極上溺愛契約婚で甘やかされて~エステで出会ったセラピストは御曹司でした~
「玲さん、お久しぶり♡」

 女性がにこりと絵文字のような笑みを玲に見せた。しかし目は笑っていない。

「ああ、美幸さん……お久しぶりです」
「今日いらしたんですねぇ、玲さんなら来てくれると思ってました」

 耳につく甲高い声は作ったもので地声ではないのがよくわかる。しかも美幸という名の女性は私には一切視線を合わそうとはしない。
 
「はは、妻にもこの場を楽しんでもらいたいと想いましてね」

 
美幸が私に視線を向けようとしないのを玲は気づいていたのか私の存在を紹介する。

「はじめまして。
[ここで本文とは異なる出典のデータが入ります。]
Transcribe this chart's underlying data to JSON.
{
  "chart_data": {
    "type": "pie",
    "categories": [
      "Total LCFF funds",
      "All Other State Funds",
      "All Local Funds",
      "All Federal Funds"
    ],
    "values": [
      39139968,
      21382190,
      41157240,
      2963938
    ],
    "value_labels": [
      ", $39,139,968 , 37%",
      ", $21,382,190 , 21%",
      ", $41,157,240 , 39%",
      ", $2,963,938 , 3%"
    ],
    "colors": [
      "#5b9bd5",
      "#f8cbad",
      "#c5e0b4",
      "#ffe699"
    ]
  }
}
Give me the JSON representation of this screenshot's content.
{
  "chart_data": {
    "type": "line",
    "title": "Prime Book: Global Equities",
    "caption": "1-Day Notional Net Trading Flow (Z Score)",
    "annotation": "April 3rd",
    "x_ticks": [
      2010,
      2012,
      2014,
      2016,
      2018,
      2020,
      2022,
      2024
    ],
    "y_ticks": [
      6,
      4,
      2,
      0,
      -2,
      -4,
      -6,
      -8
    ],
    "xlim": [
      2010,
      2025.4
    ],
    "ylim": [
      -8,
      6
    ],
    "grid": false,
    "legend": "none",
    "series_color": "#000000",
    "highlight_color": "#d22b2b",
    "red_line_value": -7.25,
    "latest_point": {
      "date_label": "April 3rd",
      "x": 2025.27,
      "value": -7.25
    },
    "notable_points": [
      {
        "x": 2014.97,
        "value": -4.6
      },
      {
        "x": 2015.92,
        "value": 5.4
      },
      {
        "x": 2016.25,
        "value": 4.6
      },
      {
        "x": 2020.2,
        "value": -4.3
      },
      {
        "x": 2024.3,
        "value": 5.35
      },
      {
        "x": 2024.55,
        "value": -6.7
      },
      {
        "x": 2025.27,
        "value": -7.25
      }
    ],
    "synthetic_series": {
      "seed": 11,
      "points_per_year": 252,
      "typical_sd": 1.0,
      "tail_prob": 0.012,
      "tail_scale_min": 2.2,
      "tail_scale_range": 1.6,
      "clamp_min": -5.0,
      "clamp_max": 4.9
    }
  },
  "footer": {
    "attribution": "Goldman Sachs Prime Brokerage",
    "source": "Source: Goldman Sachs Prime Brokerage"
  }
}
美幸さん。門倉雪乃と申します。いつも夫がお世話になっております」
「……け、結婚されたんですか?」
「はい。急ですが雪乃を妻に迎えました」

 玲は私の右肩を抱き寄せる。美幸の目に宿る敵意がより一層激しさを増した気がした。

「随分仲がよろしいんですね」
「ええ、雪乃はよく出来た妻です。もう雪乃以上の女性なんて考えられないくらいです」
「玲さん……」

 わざとなくらい仲の良さをアピールする玲に乗せられ、私も演技に力がより入った。